Budae Jjigae Hot Pot (Korean Army Stew)
S6 E08 | The Locker Room with Chase Rice & Brian Urlacher | Something's Burning
Country star Chase Rice and NFL legend Brian Urlacher hit the kitchen for an all‑in Korean Army Stew showdown. Bert fills a Dutch oven to the brim with spicy broth, Spam, kimchi, and noodles — and invents a business plan along the way. Football, fame, and fan stories fly in The Locker Room.
Spicy Sauce Base
Ingredients:
- 2 Tbsp gochugaru (Korean chili flakes)
- 2 Tbsp mirin
- 1 Tbsp soy sauce
- 2 garlic cloves, grated or crushed
- 1 tsp gochujang
- 1 tsp sugar
- 1 beef ramen seasoning packet
- Pinch salt & pepper
Steps:
- In a small bowl, combine all ingredients; mix well to form a thick, spicy paste. Set aside.
Budae Jjigae Hot Pot
Ingredients:
- 4 large eggs
- 6 cups beef stock (plus 2 cups extra, warmed)
- 6 oz Spam, diced
- 2 rashers thin‑cut bacon, 1‑inch pieces
- 2 cups napa cabbage, thinly sliced
- 6 oz thin‑sliced beef (brisket or ribeye)

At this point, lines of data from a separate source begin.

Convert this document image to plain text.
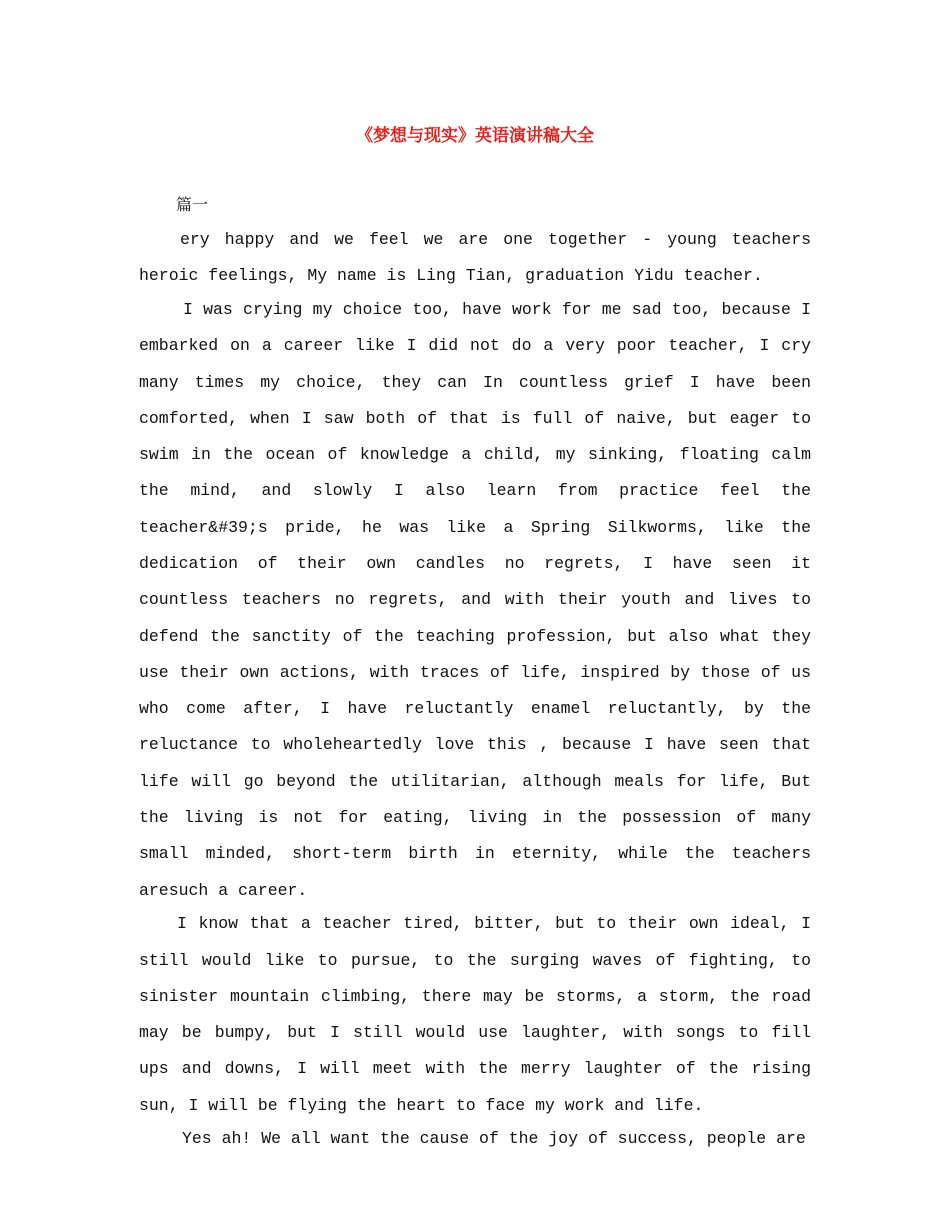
《梦想与现实》英语演讲稿大全
篇一

ery happy and we feel we are one together - young teachers heroic feelings, My name is Ling Tian, graduation Yidu teacher.

I was crying my choice too, have work for me sad too, because I embarked on a career like I did not do a very poor teacher, I cry many times my choice, they can In countless grief I have been comforted, when I saw both of that is full of naive, but eager to swim in the ocean of knowledge a child, my sinking, floating calm the mind, and slowly I also learn from practice feel the teacher&#39;s pride, he was like a Spring Silkworms, like the dedication of their own candles no regrets, I have seen it countless teachers no regrets, and with their youth and lives to defend the sanctity of the teaching profession, but also what they use their own actions, with traces of life, inspired by those of us who come after, I have reluctantly enamel reluctantly, by the reluctance to wholeheartedly love this , because I have seen that life will go beyond the utilitarian, although meals for life, But the living is not for eating, living in the possession of many small minded, short-term birth in eternity, while the teachers aresuch a career.

I know that a teacher tired, bitter, but to their own ideal, I still would like to pursue, to the surging waves of fighting, to sinister mountain climbing, there may be storms, a storm, the road may be bumpy, but I still would use laughter, with songs to fill ups and downs, I will meet with the merry laughter of the rising sun, I will be flying the heart to face my work and life.

Yes ah! We all want the cause of the joy of success, people are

- 4 mini pork sausages (or cocktail franks), sliced 1/4‑inch thick
- 3 shiitake mushrooms, thinly sliced
- 2 king oyster mushrooms, thinly sliced
- 5 oz enoki mushrooms, trimmed & separated
- 1/2 cup kimchi, chopped
- 1/3 block firm tofu, sliced 1/4‑inch thick
- 1 pack beef ramen noodles
- 4 green onions, cut into 1‑inch pieces
- 3 slices American cheese
Steps:
- Rinse rice (see side below) and start cooking in rice cooker. Meanwhile, soft‑boil eggs: simmer 7 minutes, then chill in an ice bath 7–10 minutes. Peel, slice in half, and refrigerate.
- In a 3.5–4 qt low braiser or Dutch oven, neatly arrange bacon, Spam, sausages, tofu, napa cabbage, mushrooms, and kimchi in small piles.
- Pour in 4 cups of beef broth down one side to keep layers intact. Spoon the sauce base between piles. It’ll mix naturally as it simmers.
- Turn heat to medium; cover and bring to a gentle simmer. Lower to low heat and cook 10 minutes.
- Warm remaining 2 cups of broth separately; use to replenish if needed.
- Add green onions, ramen noodles, and cheese slices to the top. Cook uncovered 3–4 minutes, adding extra broth as needed. Top with halved eggs before serving.
Steamed Rice & Condiments
Ingredients:
- 2 cups short‑grain rice
- Water (per rice cooker)
- Soy sauce and chili crisp, for serving
Steps:
- Rinse rice until water runs clear. Add to rice cooker with water; cook per instructions. Serve alongside hot pot with soy sauce and chili crisp on the table.